What time? NLP with Red Sift.

Chris Savvopoulos
Red Sift Outbox
Published in
7 min readJan 26, 2017

--

In the last post, we create a Machine Learning app that looks at your emails, finds the ones with a scheduling intent, and counts them. Let’s apply some more advanced Machine Learning techniques to extract the proposed time of the meeting and get one step closer to building a virtual secretary!

Named-Entity Recognition is an NLP task whose goal is to extract entities out of documents — in our case event times out of emails:

Once again, this is a supervised Machine Learning problem; we will need a bank of examples with which we can train a classifier to decide whether each particular word is part of the Event Time or not.
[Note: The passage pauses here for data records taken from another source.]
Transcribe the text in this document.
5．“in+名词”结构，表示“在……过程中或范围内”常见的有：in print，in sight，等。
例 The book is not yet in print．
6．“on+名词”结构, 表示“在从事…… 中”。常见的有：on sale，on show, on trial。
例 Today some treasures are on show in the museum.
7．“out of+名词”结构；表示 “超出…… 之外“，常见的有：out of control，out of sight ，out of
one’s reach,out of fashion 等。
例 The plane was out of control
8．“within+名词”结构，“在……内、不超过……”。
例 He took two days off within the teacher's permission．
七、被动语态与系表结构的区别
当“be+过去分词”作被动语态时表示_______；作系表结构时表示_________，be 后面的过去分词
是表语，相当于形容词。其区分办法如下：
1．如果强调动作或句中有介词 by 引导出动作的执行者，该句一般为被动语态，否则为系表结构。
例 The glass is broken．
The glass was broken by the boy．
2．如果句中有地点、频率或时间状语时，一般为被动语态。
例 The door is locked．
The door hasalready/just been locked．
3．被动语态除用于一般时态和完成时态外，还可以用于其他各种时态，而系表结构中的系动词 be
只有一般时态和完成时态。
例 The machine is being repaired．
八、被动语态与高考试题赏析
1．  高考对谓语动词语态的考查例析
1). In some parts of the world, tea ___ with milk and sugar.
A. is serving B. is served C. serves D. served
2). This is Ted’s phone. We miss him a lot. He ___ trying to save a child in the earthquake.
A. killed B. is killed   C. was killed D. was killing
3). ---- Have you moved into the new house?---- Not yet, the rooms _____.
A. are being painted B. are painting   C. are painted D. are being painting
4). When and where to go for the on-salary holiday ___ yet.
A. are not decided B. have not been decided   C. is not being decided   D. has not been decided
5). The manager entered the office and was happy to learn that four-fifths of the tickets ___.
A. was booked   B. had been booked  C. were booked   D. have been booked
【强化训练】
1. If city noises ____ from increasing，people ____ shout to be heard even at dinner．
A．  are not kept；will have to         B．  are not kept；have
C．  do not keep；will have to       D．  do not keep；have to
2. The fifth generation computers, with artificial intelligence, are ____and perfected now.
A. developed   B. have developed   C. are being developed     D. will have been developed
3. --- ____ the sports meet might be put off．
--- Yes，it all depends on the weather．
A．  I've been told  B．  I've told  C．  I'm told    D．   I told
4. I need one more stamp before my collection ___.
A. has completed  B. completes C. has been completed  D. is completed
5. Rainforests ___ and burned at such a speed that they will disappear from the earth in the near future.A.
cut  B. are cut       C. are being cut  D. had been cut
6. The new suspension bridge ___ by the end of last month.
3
That way, our program will learn that words that follow the phrase “how about” have a good chance of being an Event_Time expression, especially if they contain numbers, end in -day, are words like a.m., March, etc. Given enough examples, it will also learn that “how about the green one” does not contain an event time.

Named Entity Recognition in 5 minutes

Just like in the last tutorial, we will use open source tools to achieve this — that way you can train your own state-of-the-art tagger is less than 5 minutes!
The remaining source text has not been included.